Татьяна Львовна улыбнулась.
- Слава богу. Когда ты начинаешь говорить о лошадях, это почти всегда признак выздоровления. Сказать, чтоб оседлали Делира? Ты уже недели две как не ездил на прогулки верхом.
Толстого занимало совсем другое:
- Нет, этот граммофон мне определенно не нравится. Вынесите его.
Валентин Федорович, хоть и пошел переносить граммофон, спросил:
- Лев Николаевич! А мне вчера показалось, что вам граммофон понравился. Весь вечер лицо светилось, и сидели вы ублаженный...
- Сидел ублаженный потому, что торчал весь вечер человек с фабрики. Нельзя же в самом деле! Это подарок, и, надо думать, не дешевый. А то, что лицо светилось, это не имеет никакого отношения к граммофону. Я думал весь вечер о цыганском пении, жалкое подобие которого вырывалось из этой трубы. Цыганское пение - великое искусство, еще не оцененное по достоинству. Нет ли у кого свободного клочка бумаги? Надо записать эту мысль, а то опять забуду.

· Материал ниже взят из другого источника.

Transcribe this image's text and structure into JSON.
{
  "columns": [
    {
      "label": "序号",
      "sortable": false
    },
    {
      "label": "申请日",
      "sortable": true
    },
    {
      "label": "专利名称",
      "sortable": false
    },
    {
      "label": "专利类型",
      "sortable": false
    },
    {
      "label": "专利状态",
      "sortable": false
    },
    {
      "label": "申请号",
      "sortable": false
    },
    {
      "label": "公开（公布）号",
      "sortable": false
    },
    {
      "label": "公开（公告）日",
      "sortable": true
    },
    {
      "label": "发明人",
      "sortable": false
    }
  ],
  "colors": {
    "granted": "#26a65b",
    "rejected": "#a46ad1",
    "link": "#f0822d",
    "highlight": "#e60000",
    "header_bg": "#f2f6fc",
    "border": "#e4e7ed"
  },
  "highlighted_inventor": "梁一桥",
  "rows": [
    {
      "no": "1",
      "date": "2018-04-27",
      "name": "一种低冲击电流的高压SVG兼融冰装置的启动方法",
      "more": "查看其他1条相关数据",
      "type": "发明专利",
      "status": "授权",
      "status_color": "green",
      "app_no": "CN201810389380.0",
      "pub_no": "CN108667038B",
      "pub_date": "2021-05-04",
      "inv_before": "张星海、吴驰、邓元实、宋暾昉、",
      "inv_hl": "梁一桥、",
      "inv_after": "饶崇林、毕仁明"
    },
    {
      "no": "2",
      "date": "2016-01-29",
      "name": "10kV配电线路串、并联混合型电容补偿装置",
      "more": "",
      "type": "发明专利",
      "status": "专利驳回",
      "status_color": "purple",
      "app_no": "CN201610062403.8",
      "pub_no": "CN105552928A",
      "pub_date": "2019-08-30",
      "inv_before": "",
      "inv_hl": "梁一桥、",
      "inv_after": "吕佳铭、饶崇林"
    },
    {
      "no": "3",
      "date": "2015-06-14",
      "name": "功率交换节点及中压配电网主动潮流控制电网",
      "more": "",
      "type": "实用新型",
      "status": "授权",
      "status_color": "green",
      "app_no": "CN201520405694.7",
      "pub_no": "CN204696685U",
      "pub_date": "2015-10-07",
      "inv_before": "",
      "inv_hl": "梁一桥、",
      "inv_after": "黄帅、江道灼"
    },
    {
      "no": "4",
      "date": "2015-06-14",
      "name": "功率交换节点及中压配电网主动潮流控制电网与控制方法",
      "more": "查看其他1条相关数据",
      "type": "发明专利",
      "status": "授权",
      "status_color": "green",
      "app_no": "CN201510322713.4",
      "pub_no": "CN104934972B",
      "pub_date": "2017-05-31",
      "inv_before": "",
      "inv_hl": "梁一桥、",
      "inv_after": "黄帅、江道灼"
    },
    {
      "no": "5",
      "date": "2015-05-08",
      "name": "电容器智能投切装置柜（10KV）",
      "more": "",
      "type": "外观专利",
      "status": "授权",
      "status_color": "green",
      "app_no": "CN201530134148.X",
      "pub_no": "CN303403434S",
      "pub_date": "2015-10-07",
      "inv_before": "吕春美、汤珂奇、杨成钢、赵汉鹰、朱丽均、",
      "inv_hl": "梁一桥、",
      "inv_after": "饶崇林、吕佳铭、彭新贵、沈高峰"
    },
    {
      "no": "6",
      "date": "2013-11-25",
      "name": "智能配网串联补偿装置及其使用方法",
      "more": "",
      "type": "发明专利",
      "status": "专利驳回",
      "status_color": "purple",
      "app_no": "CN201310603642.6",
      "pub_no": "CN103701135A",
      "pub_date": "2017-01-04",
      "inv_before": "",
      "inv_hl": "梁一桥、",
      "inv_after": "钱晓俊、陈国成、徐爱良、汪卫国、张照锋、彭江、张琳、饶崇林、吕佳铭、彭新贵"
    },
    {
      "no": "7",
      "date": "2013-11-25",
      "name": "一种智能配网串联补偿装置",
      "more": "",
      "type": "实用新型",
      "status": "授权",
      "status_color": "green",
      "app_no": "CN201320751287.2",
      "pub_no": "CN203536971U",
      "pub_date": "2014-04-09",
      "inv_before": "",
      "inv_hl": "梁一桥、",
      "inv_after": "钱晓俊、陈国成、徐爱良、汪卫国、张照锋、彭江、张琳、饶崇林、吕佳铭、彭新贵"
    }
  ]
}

Булгаков протянул ему чистый лист, но Лев Николаевич замахал руками:
- Ну что вы, это ценная бумага, она для художественной работы, с нее можно новый роман начать, а мне бы жалкий клочок для путаных мыслей восьмидесятилетнего старика...
Взял со стола чье-то письмо. Чистую, неисписанную часть листа аккуратно оторвал и начал писать. И в наступившей тишине, пока Лев Николаевич писал, разобрали граммофон, тихо вынесли, а Лев Николаевич, увлекшись, все выводил букву за буквой. Потом, когда граммофона не стало, домашние собрались и сидели тихо, пристально следя за его рукой, водившей пером по бумаге. Лев Николаевич писал и в то же время думал: "Мое горе состоит в том, что мои писания, рукописи вызывают у людей чувство алчности, чувство соревнования за обладание ими. Когда я работаю, они не думают о том, что я пишу, а думают единственно только над тем, куда попадет этот клочок бумаги и как бы заполучить его..."
По мере того как перо, устав, закругляло последние буквы, близкие Льва Николаевича вставали, уходили, остался один Валентин Федорович. И, как бы отвечая на внутренний монолог Толстого, молодой секретарь сказал вслух:
- Сами виноваты. Зачем так много пишете?